Do you remember the ending of The Italian Job (1969)?

Executing a daring plan to steal gold bars from a security truck in the middle of traffic clogged Turin, Michael Caine and his gang of thieves evade capture by making off in red, white and blue Mini Coopers. The gold is transferred to a coach and everything has gone to plan - until the coach swerves off a mountain road, leaving the gang at one end of the vehicle and the pile of gold at the other, teetering over the edge of a cliff… “Hang, on lads; I’ve got a great idea,” is Caine’s famous closing line.

The genius of the ending is that not only is it very funny, but its ambiguity means it stays with you. You have to decide for yourself if the men get out of their predicament or not.

In recent years Hollywood seems to have shied away from stories that are so open ended. This is a shame, because when they are done well they are bold and indelible.

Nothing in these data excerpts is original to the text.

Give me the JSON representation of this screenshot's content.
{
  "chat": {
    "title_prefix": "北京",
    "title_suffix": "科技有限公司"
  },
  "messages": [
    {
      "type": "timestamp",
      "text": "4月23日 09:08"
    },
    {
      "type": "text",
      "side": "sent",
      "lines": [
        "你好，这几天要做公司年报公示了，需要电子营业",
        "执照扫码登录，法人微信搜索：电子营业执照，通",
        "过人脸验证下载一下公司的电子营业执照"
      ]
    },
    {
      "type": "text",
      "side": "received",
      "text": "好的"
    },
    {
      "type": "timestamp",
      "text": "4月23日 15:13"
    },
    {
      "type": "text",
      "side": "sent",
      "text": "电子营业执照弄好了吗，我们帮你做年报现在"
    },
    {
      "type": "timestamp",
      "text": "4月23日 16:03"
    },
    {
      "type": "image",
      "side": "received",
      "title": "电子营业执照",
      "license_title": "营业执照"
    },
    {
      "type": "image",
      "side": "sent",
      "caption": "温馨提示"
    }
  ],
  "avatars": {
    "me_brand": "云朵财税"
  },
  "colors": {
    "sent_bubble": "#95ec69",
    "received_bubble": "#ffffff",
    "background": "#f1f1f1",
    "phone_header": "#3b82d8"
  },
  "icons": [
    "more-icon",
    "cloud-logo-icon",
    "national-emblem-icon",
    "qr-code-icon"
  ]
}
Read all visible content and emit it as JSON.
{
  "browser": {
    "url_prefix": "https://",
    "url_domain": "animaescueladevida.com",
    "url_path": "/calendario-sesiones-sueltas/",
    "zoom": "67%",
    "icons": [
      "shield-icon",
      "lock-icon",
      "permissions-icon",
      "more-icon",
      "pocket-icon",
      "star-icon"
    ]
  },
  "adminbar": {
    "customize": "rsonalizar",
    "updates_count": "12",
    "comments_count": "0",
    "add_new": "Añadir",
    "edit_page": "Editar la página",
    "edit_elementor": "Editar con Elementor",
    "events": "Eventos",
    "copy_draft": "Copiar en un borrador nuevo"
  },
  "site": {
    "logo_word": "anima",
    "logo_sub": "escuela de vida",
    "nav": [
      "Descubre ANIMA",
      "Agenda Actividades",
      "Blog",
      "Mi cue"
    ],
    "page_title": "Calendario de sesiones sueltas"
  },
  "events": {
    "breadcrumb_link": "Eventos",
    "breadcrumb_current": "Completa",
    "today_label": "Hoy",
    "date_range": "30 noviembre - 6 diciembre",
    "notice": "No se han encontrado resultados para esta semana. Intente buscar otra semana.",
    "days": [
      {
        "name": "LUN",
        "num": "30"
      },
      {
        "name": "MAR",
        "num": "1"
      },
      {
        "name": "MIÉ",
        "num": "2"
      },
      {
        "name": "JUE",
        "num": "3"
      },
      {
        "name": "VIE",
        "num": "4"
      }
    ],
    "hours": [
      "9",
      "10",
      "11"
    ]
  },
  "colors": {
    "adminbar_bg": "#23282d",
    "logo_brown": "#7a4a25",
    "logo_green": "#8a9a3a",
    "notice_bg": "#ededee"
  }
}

Directors often have to wrestle with studios to have a ‘less than neat’ ending. Frank Darabont, director of The Shawshank Redemption, didn’t want his two prison mates, Andy and Red, to have their emotional reunion on a sun-kissed beach at the closing of the film. Rather he preferred to end the film with Red, finally freed from prison, travelling on the bus. “I hope I can make it across the border,” his narration goes, “I hope I can see my friend and shake his hand.” Sadly Darabont was denied his open ending.

Director Ridley Scott was more fortunate. When his film Blade Runner was finally recognised for the masterpiece it is, he was able to remove the horrendously tacked-on happy ending he’d been forced to use and finish things the way he wanted. It was then up to the audience to decide whether Harrison Ford’s Deckard and his lover Rachel manage to make their escape… well, at least until last year’s sequel.

Real life doesn’t have neat endings and occasionally it’s good when films reflect real life too.